Is ORDER BY time consuming? - sql

I am always wondering if ORDER BY is efficient, because I believe it inevitably need a whole-database scanning, even if the ordering field is indexed.
For example, if I order by created_at and limit 10. I think, because the database cannot know I will order by created_at a priori, it has to sort the whole data and return the first 10 items. Of course if we have an index on created_at, things might be better.
However, even with index, I think we can still run into trouble. For example, I want to sort by a function of a field, say (age^2-age-10). Even if we indexed the age field, the database cannot know what function I will use a priori, so it has to calculate the sqrt on all rows.
Am I wrong? Anyway, could anyone explain to me the workflow behind ORDER BY?

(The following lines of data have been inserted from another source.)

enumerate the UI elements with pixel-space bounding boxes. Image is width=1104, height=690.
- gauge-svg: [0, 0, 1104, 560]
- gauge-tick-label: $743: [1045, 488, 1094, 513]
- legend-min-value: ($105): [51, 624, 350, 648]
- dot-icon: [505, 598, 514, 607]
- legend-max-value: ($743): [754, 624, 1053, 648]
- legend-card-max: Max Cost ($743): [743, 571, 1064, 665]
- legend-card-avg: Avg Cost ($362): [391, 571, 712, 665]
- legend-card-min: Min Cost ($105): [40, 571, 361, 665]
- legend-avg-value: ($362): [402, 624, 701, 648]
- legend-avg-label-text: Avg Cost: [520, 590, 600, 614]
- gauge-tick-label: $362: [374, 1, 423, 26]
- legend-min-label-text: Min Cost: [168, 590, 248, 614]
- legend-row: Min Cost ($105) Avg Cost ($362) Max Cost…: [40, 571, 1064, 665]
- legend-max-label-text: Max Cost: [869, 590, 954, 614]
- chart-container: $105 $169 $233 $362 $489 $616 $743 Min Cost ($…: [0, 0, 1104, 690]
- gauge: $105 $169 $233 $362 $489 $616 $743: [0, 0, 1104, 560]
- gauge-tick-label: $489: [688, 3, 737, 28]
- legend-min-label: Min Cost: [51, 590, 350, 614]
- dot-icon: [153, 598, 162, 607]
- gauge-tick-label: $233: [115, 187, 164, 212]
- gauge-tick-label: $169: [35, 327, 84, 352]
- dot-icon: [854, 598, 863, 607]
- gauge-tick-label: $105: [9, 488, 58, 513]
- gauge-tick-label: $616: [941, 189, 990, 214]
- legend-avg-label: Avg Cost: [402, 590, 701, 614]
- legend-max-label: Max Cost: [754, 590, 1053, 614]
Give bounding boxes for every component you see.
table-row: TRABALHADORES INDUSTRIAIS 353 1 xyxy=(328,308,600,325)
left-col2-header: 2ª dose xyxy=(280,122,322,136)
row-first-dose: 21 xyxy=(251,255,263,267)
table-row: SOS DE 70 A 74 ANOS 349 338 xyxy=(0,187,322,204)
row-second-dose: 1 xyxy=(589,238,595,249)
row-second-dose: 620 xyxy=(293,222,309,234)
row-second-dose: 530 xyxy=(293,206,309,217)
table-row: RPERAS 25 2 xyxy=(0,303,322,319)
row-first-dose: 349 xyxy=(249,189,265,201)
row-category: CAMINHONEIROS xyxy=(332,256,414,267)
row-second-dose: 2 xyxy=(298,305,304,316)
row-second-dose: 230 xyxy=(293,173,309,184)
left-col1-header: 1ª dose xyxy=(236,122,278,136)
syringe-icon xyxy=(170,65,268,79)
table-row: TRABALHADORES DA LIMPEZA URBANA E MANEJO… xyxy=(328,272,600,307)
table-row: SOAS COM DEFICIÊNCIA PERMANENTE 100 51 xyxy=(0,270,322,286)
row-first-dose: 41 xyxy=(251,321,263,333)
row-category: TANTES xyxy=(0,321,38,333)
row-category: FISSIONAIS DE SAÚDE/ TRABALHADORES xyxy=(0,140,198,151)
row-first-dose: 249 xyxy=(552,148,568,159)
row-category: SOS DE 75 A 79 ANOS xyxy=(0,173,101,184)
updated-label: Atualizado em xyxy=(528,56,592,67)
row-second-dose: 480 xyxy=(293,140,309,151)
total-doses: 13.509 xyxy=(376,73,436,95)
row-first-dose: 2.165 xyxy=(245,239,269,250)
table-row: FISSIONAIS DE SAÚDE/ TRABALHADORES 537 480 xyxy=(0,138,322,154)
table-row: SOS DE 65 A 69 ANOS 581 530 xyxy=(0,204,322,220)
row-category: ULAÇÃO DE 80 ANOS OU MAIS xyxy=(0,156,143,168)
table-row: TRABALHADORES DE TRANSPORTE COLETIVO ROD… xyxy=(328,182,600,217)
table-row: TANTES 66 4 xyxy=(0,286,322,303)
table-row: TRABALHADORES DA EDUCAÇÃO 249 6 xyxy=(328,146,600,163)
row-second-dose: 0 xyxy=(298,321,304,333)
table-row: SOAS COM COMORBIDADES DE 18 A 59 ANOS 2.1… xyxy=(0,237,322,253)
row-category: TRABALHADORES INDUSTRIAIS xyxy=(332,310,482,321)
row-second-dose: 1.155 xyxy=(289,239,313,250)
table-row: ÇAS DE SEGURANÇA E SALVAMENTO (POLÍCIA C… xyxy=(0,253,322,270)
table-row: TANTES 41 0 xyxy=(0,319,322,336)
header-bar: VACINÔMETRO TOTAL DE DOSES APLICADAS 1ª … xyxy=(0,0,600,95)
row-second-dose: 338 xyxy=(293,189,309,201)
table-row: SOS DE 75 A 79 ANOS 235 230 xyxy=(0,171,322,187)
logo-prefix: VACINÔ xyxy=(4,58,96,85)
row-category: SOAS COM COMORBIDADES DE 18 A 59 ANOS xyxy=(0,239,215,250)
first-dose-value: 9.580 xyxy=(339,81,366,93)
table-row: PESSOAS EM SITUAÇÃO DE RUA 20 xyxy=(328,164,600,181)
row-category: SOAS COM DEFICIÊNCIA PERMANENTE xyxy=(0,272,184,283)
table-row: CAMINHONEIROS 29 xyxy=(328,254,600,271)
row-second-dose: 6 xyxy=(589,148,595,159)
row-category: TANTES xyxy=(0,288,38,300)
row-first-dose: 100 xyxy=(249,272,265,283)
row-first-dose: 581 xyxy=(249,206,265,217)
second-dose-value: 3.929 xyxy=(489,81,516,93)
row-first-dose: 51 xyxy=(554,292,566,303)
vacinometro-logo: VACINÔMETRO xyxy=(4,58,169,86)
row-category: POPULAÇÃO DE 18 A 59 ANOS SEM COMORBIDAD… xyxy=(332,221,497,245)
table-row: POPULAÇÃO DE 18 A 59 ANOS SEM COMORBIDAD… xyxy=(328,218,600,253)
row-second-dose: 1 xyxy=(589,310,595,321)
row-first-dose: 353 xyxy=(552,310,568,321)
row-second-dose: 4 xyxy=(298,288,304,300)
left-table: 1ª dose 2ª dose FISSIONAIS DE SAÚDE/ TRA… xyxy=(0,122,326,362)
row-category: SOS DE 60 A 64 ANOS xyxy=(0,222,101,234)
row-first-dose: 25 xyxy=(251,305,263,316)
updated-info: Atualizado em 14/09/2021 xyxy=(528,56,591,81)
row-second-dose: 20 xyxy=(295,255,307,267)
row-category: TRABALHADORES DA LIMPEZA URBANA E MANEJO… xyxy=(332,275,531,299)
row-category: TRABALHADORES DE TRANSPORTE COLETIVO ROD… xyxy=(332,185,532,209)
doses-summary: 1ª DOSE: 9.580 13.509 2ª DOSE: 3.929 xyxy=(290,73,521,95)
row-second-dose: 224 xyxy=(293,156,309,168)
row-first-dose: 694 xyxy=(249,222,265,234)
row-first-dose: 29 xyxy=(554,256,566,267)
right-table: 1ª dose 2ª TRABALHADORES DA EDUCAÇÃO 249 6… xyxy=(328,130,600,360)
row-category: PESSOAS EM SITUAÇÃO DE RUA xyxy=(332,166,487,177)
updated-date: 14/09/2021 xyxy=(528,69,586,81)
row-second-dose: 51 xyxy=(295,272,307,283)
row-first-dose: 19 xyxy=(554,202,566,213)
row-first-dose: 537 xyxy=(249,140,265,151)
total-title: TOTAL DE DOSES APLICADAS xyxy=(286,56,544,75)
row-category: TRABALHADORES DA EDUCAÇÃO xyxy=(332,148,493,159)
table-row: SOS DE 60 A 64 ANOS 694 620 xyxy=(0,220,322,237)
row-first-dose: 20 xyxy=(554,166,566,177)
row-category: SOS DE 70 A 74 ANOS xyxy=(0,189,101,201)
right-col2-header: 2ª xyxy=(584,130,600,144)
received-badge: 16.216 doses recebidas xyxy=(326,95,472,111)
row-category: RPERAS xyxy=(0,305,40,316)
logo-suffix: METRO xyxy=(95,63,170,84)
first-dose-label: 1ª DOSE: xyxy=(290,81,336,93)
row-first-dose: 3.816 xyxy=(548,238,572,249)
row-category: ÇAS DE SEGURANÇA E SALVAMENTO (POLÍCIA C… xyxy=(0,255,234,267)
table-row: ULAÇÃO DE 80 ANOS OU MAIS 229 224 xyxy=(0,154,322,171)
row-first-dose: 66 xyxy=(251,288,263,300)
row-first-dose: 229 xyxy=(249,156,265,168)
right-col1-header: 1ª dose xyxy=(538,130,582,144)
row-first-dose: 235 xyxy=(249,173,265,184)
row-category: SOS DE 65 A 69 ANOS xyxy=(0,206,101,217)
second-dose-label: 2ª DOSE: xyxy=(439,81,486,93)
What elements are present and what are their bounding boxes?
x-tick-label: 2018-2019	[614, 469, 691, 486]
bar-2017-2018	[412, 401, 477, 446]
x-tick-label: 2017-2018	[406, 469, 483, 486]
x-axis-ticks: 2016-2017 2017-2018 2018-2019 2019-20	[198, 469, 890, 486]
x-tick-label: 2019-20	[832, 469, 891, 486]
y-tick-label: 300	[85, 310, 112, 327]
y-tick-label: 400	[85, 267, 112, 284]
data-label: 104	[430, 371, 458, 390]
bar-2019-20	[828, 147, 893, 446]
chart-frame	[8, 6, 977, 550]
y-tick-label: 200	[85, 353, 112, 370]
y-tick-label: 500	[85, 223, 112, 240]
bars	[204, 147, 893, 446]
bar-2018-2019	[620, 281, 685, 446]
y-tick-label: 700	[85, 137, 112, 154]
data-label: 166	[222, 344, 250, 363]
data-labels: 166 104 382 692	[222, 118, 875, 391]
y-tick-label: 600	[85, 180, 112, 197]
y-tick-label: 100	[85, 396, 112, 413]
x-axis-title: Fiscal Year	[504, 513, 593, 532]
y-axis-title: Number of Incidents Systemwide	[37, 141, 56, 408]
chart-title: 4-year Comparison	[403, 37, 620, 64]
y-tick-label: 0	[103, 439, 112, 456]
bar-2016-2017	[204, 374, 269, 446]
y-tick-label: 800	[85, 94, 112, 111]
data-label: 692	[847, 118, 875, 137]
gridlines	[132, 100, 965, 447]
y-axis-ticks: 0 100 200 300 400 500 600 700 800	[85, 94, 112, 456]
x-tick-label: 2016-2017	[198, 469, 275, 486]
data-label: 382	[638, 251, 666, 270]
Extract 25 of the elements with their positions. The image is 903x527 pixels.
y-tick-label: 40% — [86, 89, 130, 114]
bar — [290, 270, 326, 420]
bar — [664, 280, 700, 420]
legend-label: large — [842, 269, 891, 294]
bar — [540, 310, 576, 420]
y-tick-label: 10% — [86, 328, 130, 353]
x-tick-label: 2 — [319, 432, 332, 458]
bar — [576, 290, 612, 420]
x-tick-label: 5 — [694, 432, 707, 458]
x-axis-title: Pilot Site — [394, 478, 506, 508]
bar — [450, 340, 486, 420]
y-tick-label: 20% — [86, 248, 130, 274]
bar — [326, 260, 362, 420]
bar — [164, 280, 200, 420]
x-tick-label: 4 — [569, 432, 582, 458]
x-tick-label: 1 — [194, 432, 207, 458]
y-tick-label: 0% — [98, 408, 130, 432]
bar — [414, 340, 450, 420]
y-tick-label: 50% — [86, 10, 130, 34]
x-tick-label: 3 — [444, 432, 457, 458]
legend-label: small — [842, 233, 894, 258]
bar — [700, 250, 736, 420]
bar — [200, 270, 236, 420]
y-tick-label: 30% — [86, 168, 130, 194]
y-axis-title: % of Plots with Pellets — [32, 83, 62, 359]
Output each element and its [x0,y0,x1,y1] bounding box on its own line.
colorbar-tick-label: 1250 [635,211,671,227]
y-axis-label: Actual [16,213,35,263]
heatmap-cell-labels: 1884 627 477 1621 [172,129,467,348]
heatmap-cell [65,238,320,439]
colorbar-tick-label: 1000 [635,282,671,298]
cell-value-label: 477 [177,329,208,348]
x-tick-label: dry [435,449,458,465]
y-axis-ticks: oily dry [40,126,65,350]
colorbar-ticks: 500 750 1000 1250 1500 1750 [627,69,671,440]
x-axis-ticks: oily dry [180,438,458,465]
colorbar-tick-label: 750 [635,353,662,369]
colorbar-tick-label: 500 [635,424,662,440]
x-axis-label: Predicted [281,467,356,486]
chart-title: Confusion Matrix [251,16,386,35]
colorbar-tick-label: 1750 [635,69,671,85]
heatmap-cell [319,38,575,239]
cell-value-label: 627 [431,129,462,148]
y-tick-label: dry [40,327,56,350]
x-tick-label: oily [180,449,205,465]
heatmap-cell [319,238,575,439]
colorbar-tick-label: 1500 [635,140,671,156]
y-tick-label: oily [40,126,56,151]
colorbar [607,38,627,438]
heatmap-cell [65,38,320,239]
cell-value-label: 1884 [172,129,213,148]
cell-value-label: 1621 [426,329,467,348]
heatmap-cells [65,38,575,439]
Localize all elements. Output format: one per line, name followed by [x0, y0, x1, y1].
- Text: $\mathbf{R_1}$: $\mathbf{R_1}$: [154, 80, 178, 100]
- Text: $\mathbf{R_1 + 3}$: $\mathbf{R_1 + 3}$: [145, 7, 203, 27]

If there is an index that is sorted in the same order as specified in the ORDER BY clause, the database will not need to perform a sort operation. The query optimizer looks for indexes that can speed up your query. It analyzes your SQL query and, in the case of ORDER BY clauses, looks for indexes that have the same order. See Indexing ORDER BY for more details.
Some database engines allow indexing computed columns, which would cover the case you mentioned.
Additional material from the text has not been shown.